Despite being a doctor with progressive health conditions, it wasn’t until I started working on Medicaid policy and financing in Colorado that I realized we are thinking about Medicaid the wrong way.
Medicaid is a health insurance program, similar to the commercial plans available on the health insurance marketplace or through an employer. With commercial health insurance, you pay a monthly fee just to keep the insurance company in business, and then you have co-payments or deductibles based on the health services you use. Commercial health insurance plans typically spend 20%-25% of the money you pay them on administrative costs.
Medicaid is run as one of the multiple functions of the Colorado Department of Healthcare, Policy, and Financing (HCPF), which is funded by the state budget every year. The cost of running Medicaid in Colorado is only about 3% of the total amount spent, and the expense Medicaid enrollees generate are mostly based on the health services they need and access. If a Medicaid member doesn’t need care, they only cost the system a minute fraction of the general overhead of administering Medicaid.
Like commercial health insurance, Medicaid doesn’t cover things like cable, video games, or money for other non-health-related expenses. The mythical 29-year-old guy who doesn’t work and plays on the computer all day long isn’t living off Medicaid. It’s also unlikely this gamer has a regular need for health-care services, and thus costs the state very little to keep on Medicaid. Implying they are unmotivated won’t help them get a job, and kicking them off Medicaid won’t even make a dent in spending.
However, the young unemployed person without kids who is seeing their doctor frequently may very well have a chronic health issue. Without access to health care to manage their condition, it can be hard for someone with a chronic illness to find a job they are able to do, and then to stay employed. Taking away Medicaid or making it harder to qualify doesn’t mean someone no longer needs health care, and requiring them to be working in order to have Medicaid leaves them in a catch-22, where they have neither a job or health care.
Multiple studies have shown that 92% of people enrolled in Medicaid are either working, disabled or have other responsibilities — such as caregiving or going to school. Work requirements for Medicaid were tried in Arkansas and Georgia, but the outcome didn’t benefit Medicaid members or their states. In Arkansas, the savings from having work requirements came because over 18,000 (25%) of the Medicaid enrollees that were subject to the requirements, lost coverage. Most still met the eligibility criteria and the work requirements for Medicaid, but were kicked off due to problems accessing and using the systems that were created to report work or report being exempted from the requirements. These systems also cost tens of millions of dollars to design, build, and implement — money that could have been used to pay for care for people on Medicaid.

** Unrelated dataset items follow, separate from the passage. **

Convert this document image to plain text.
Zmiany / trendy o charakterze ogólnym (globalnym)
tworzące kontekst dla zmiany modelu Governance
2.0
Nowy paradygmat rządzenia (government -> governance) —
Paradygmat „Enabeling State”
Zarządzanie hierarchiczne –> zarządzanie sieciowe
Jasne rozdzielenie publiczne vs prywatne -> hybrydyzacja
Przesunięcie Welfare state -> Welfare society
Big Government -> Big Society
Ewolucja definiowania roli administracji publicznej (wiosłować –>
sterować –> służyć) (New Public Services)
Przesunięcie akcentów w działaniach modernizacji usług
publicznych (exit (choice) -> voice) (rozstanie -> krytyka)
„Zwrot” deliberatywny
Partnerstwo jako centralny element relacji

Keeping this in mind, Medicaid is expensive because health care in America is expensive. The only way to significantly decrease federal spending is by decreasing the number of people who are on Medicaid. Most people on Medicaid want to work, if they aren’t already, and adding work requirements and threatening to take away their health coverage isn’t going to help. Not having health insurance doesn’t mean someone won’t need health care, but does make it likely they won’t have the ability to access care or pay for it when they do.

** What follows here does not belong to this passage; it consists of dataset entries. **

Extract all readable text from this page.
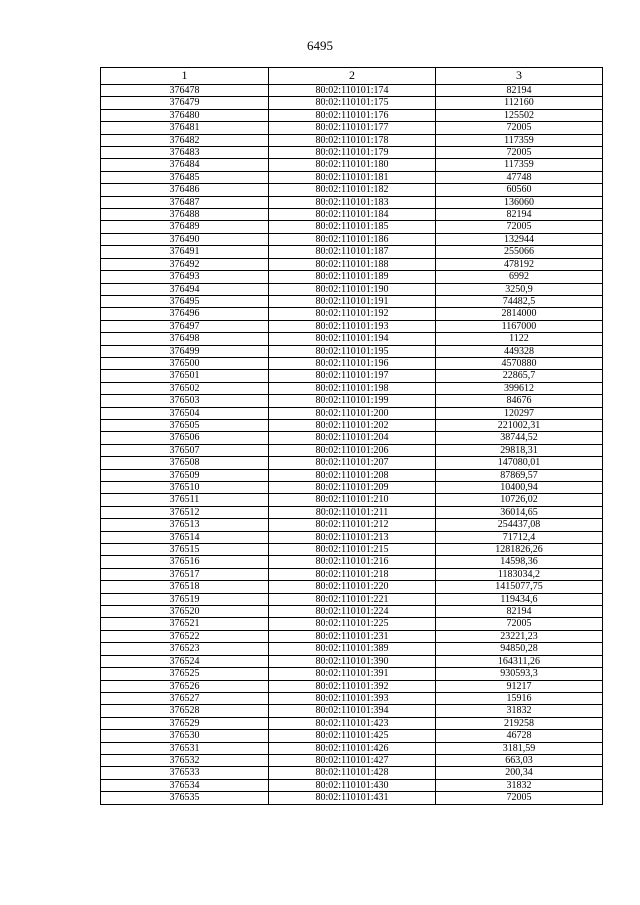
6495
1	2	3
376478	80:02:110101:174	82194
376479	80:02:110101:175	112160
376480	80:02:110101:176	125502
376481	80:02:110101:177	72005
376482	80:02:110101:178	117359
376483	80:02:110101:179	72005
376484	80:02:110101:180	117359
376485	80:02:110101:181	47748
376486	80:02:110101:182	60560
376487	80:02:110101:183	136060
376488	80:02:110101:184	82194
376489	80:02:110101:185	72005
376490	80:02:110101:186	132944
376491	80:02:110101:187	255066
376492	80:02:110101:188	478192
376493	80:02:110101:189	6992
376494	80:02:110101:190	3250,9
376495	80:02:110101:191	74482,5
376496	80:02:110101:192	2814000
376497	80:02:110101:193	1167000
376498	80:02:110101:194	1122
376499	80:02:110101:195	449328
376500	80:02:110101:196	4570880
376501	80:02:110101:197	22865,7
376502	80:02:110101:198	399612
376503	80:02:110101:199	84676
376504	80:02:110101:200	120297
376505	80:02:110101:202	221002,31
376506	80:02:110101:204	38744,52
376507	80:02:110101:206	29818,31
376508	80:02:110101:207	147080,01
376509	80:02:110101:208	87869,57
376510	80:02:110101:209	10400,94
376511	80:02:110101:210	10726,02
376512	80:02:110101:211	36014,65
376513	80:02:110101:212	254437,08
376514	80:02:110101:213	71712,4
376515	80:02:110101:215	1281826,26
376516	80:02:110101:216	14598,36
376517	80:02:110101:218	1183034,2
376518	80:02:110101:220	1415077,75
376519	80:02:110101:221	119434,6
376520	80:02:110101:224	82194
376521	80:02:110101:225	72005
376522	80:02:110101:231	23221,23
376523	80:02:110101:389	94850,28
376524	80:02:110101:390	164311,26
376525	80:02:110101:391	930593,3
376526	80:02:110101:392	91217
376527	80:02:110101:393	15916
376528	80:02:110101:394	31832
376529	80:02:110101:423	219258
376530	80:02:110101:425	46728
376531	80:02:110101:426	3181,59
376532	80:02:110101:427	663,03
376533	80:02:110101:428	200,34
376534	80:02:110101:430	31832
376535	80:02:110101:431	72005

Dr. Kimberley Jackson grew up in New Jersey, and graduated from Rutgers University with a B.S. in Biomedical Engineering. She attended osteopathic medical school in New Jersey, and graduated in 2008. Dr. Jackson was a family medicine physician in Pueblo until 2012, when symptoms related to Ehlers Danlos Syndrome forced her to leave practice. She began working with the Colorado Cross-Disability Coalition (CCDC) in 2013, on disability rights and health-care access in Colorado. She serves on multiple boards and committees for Colorado Medicaid, and is vice chair of the Colorado Hospital Affordability and Sustainability Enterprise board – which manages the Medicaid Provider tax in Colorado. In 2021, she was appointed chair of the Colorado Prescription Drug Affordability Advisory Council, which works with the Colorado Prescription Drug Affordability Board to make medications more affordable for Coloradans. She is also board secretary for CCDC.